The Judge's Conclusions
HHJ Birss QC explained that at first he had been struck by the similarity of the Galaxy Tab to the Apple design when he looked at it resting on a table, however, this served to demonstrate the importance of assuming the mantle of the informed user and considering the design corpus. The judge noted the near identity of the front surfaces of the Galaxy Tab and Apple's design, but reduced the weighting of this factor, because there were numerous examples of similar fronts in the existing design corpus. Overall simplicity was the second key similarity, as evidenced by the absence of indicator lights or buttons on the front of the Galaxy Tab or conspicuous switches or fittings on other surfaces. The third key similarity was the "flatness enhancing" effect of the sides.
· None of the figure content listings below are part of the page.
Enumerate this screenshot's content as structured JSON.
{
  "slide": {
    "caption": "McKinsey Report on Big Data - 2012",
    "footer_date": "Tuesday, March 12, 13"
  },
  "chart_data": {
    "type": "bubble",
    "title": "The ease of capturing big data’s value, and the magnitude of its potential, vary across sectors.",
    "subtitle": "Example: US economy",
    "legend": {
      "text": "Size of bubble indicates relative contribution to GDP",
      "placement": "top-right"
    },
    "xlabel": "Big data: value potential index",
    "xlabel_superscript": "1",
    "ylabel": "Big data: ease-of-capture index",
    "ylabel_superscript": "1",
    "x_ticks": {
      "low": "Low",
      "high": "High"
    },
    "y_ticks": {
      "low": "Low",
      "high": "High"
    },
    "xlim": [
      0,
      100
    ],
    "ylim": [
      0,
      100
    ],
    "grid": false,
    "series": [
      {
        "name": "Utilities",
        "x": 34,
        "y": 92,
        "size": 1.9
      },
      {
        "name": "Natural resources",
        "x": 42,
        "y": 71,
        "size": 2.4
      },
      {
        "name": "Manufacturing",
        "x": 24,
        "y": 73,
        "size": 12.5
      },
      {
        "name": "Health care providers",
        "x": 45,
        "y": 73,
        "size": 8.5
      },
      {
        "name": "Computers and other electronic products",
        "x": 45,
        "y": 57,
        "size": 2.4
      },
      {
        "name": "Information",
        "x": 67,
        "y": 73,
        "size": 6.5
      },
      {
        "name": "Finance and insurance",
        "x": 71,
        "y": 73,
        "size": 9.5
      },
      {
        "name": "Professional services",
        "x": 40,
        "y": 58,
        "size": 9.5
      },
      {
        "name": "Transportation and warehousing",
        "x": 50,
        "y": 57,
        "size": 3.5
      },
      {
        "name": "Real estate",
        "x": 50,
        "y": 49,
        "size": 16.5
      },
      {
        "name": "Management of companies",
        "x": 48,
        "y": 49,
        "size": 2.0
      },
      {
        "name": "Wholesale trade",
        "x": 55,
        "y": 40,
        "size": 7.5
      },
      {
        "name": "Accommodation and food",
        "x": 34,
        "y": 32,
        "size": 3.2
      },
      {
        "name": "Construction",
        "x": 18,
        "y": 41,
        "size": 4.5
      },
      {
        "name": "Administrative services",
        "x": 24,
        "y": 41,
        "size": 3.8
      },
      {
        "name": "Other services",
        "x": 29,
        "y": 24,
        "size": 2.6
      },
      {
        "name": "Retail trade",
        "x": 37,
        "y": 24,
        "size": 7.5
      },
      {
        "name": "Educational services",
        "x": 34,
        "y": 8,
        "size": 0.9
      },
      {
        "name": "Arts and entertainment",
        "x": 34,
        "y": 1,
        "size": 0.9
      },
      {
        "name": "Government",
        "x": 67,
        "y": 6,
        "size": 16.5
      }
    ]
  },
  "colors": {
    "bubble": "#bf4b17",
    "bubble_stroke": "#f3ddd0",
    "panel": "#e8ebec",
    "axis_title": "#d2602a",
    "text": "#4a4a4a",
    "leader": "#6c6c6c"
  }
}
Of the differences between the designs, two were material: (1) the Apple design is twice as thick as the Galaxy Tab; and (2) there is visible detailing on the back of the Galaxy Tab, which would have appeared unusual to the informed user. The second difference was important because the back of a tablet is an area where there were fewer design constraints and where there was greater variation in the existing design corpus.
Weighing these factors, the Judge concluded that the Galaxy Tab did not have the same "understated and extreme simplicity" of the Apple design and was "not as cool". Thus, the Galaxy Tab produced a different overall impression and did not infringe.
Following the judgment, the Judge ordered Apple to publish a notice on its UK website and in UK newspapers, summarising the judgment and stating that Samsung had not copied its design for the iPad. Normally, the Court would order the infringer to publish such a notice (if it loses on infringement), so making this order was an unusual step. It will be interesting to see if such orders become a standard remedy in other infringement cases. Samsung was denied an injunction to prevent Apple from making public statements expressing that the Galaxy infringed its design rights on the grounds that Apple was entitled to its own opinion. Apple has been granted permission to appeal the judgment.